Analysts disagree on what caused the escalation. Some believe that the Chinese felt provoked by the construction of a road. Others are convinced that China is acting from a position of strength: The People's Liberation Army is said to have shifted its positions forward in several places, occupying dozens of square kilometers in the process.

The Indian government was unusually meek after the fatal incident. Modi was silent at first, then he promised in a short televised address that the sacrifice of the Indian soldiers would not have been in vain. Since then, India and China have been struggling to disentangle their soldiers' positions on the border.
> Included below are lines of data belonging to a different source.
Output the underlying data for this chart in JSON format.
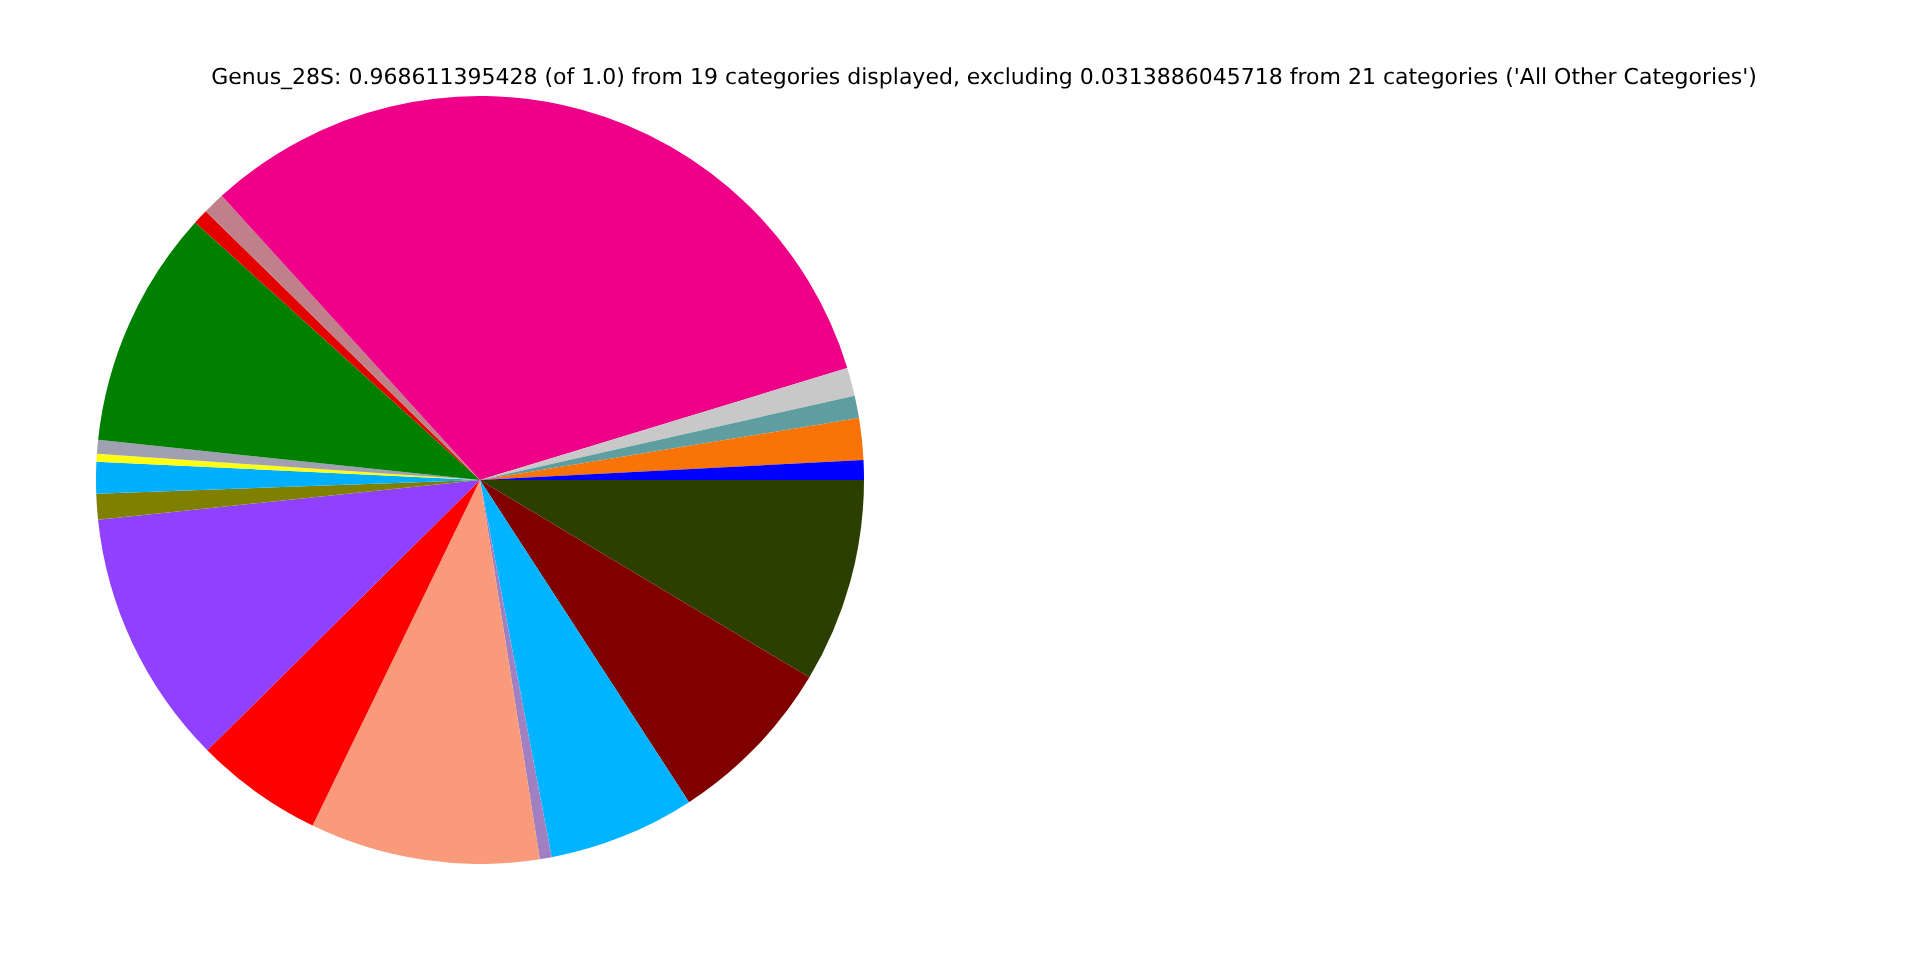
{
  "chart_data": {
    "type": "pie",
    "title": "Genus_28S: 0.968611395428 (of 1.0) from 19 categories displayed, excluding 0.0313886045718 from 21 categories ('All Other Categories')",
    "categories": [
      null,
      null,
      null,
      null,
      null,
      null,
      null,
      null,
      null,
      null,
      null,
      null,
      null,
      null,
      null,
      null,
      null,
      null,
      null
    ],
    "values": [
      0.83,
      1.75,
      0.94,
      1.19,
      32.03,
      0.92,
      0.64,
      10.03,
      0.58,
      0.33,
      1.33,
      1.08,
      10.78,
      5.39,
      9.67,
      0.5,
      6.17,
      7.25,
      8.59
    ],
    "colors": [
      "#0000ff",
      "#f97306",
      "#5f9ea0",
      "#c8c8c8",
      "#ee0088",
      "#c0808a",
      "#e50000",
      "#008000",
      "#a0a0b0",
      "#ffff14",
      "#00b0ff",
      "#808000",
      "#9040ff",
      "#ff0000",
      "#f99a7a",
      "#a080c0",
      "#00b4ff",
      "#800000",
      "#2b4000"
    ],
    "legend": false
  }
}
Modi knows that he can hardly score points in the conflict with China. China is not a tried and tested target for nationalist public opinion; the northern neighbor does not trigger the same upsurges as the intimate enemy Pakistan. After the violence broke out in the Himalayas, Indians burned photos of Chinese President Xi Jinping in front of television cameras. But the protests lacked the passion of anti-Pakistani demonstrations.

Modi also knows that China is overwhelming. Its military expenditures are twice as high as those of India, the Chinese economy is four times as big as the Indian one. At the end of June, India's government banned Tiktok and 58 other Chinese apps. The retaliation was mostly symbolic. The Indian economy is far more dependent on the Chinese economy than the other way around - there is a trade deficit of around 50 billion dollars.

Foreign policy indicator

The geopolitical panorama in South Asia is also uncomfortable for India: In recent years China has drawn practically all of India's neighbors into its sphere of influence, even traditional Indian allies like Nepal. Sri Lanka is in fact a client state of China and - particularly worrying for India - Pakistan is one of the key partners in the Belt and Road initiative.

All of this ensures that the conflict with China becomes the second major yardstick for Modi next to the Corona crisis. His foreign policy will show whether the Prime Minister is willing to leave behind more than piecemeal. So far, there has also been a lot of symbolism: In his first five years in office, Modi undertook almost 100 trips abroad, but a clear strategy was not apparent. The image of his government has suffered because of the anti-Muslim initiatives in recent years.

The once proud non-aligned India is likely to bond more closely with Asian democracies such as Japan and Australia in the coming years. Relations with the USA are also growing closer. At the same time, India cannot afford to upset China too much. The Showman Modi will have to prove that he can master diplomatic balancing acts.

China, Corona, the looming recession: a lot is breaking in India. The prime minister will be tempted to continue to rely on religious and national symbols - as he has long successfully done. But it is increasingly reaching its limits. It would be the moment for him to prove that, in addition to temples, he can also build a political foundation that should last.